The greater your expertise in a skill, the more of the created value you can command for yourself.  Therefore it makes sense to improve your skills to the highest level of expertise that you can attain.

Developing expertise takes time and commitment.  Prior to setting a goal of achieving expertise in a skill, first determine whether the skill is aligned with your passion, personality and purpose.  This will help ensure that you will have the appropriate motivation and discipline to succeed.

Once you have established a rock-solid commitment, then embark on the learning process.  Develop a plan to deliberately study the skill and set interim goals.   Your plan will need to include a full scope of the information or activities you will need to master, along with benchmarks and progress measures.  Martial arts schools are a good example of developing a structure for mastery.  Belt colors are earned as techniques are mastered. Progressively more difficult skills are introduced at higher levels approaching the coveted black belt.  However, even once a black belt is awarded, the student typically finds there are greater degrees of difficulty still ahead.

It is often helpful to have a mentor who has already achieved mastery in the skill to assist you in setting goals, determining benchmarks, and monitoring progress.  Not only will a mentor help provide guidance on achieving skills faster, but they will be able to help determine when you should stretch your goals and help you avoid wasting valuable time.

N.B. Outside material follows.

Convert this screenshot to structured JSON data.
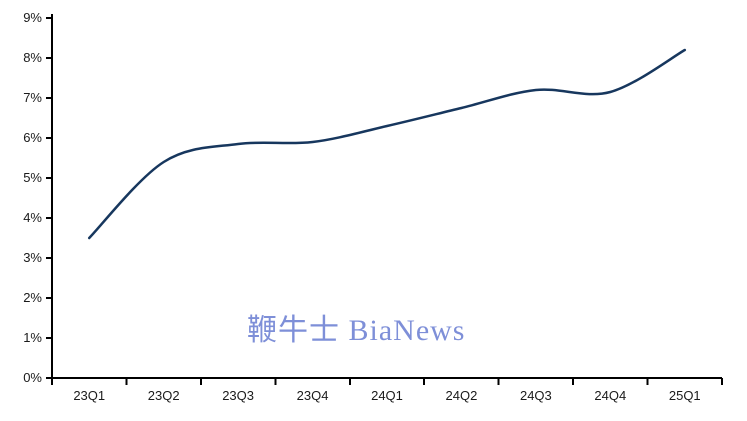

Coaches from every sport will tell you “Practice doesn’t make perfect, perfect practice makes perfect”.  Maybe this guidance is a bit unrealistic but the important point is that continually making the same mistakes will never lead to mastery.  You have to be able to identify the mistakes and have the discipline to correct them in order to master any skill.  Since most people avoid looking at themselves critically, doing so will give you a huge competitive advantage.

Another tried and true nugget of wisdom is “hard work beats talent when talent doesn’t work hard”.  Again, the exception could be found where natural talent exceeds practice, such as in gymnastics, where physical ability is critical to achieving the most difficult skills.  However, even here, a gymnast that flawlessly performs a simpler routine can outscore another gymnast that can “land” the bigger skill, but not cleanly.  The main point is that persistence to practice and the mental toughness to do it as close to perfect as possible each time is a powerful combination for consistent success and progress toward becoming an expert.

The time it takes to become an expert in any given skill depends upon the complexity of the skill, relevant natural ability or prior experience, and absorption rate.  

The absorption rate is the amount of information that is retained after each practice.  The absorption rate can be improved by understanding your preferred learning method.  Learning methods may include verbal, visual, tactile, or experiential.  For example, if you are told the stove is hot and you believe this, then you may be considered a verbal learner. However, if you are told the stove is hot and you feel the need to test the theory by touching it, you might be an experiential learner. If you are able to recall information when applicable, it may be preferable to having to “learn the hard way” by experiencing the knowledge firsthand.  

Knowledge gained but not applied is also not absorbed.  For example, I “know objectively” that eating greasy foods will clog my arteries and cause weight gain.  I fail to apply this knowledge on a regular basis, however, and the objective scale in my bathroom heartlessly reminds me.  

Knowledge is only absorbed when it becomes available and useful.  Experts have absorbed knowledge that allows them to recognize and analyze opportunities and threats more quickly and with greater assurance of the outcome.  This is a result of their deliberate study.  

Increased practice makes routine but potentially important things automatic.  I appreciate, for example, that the experienced steward has closed and locked the boarding door thousands of times!  Making things automatic allows your mind to focus on stretching to the next level of mastery.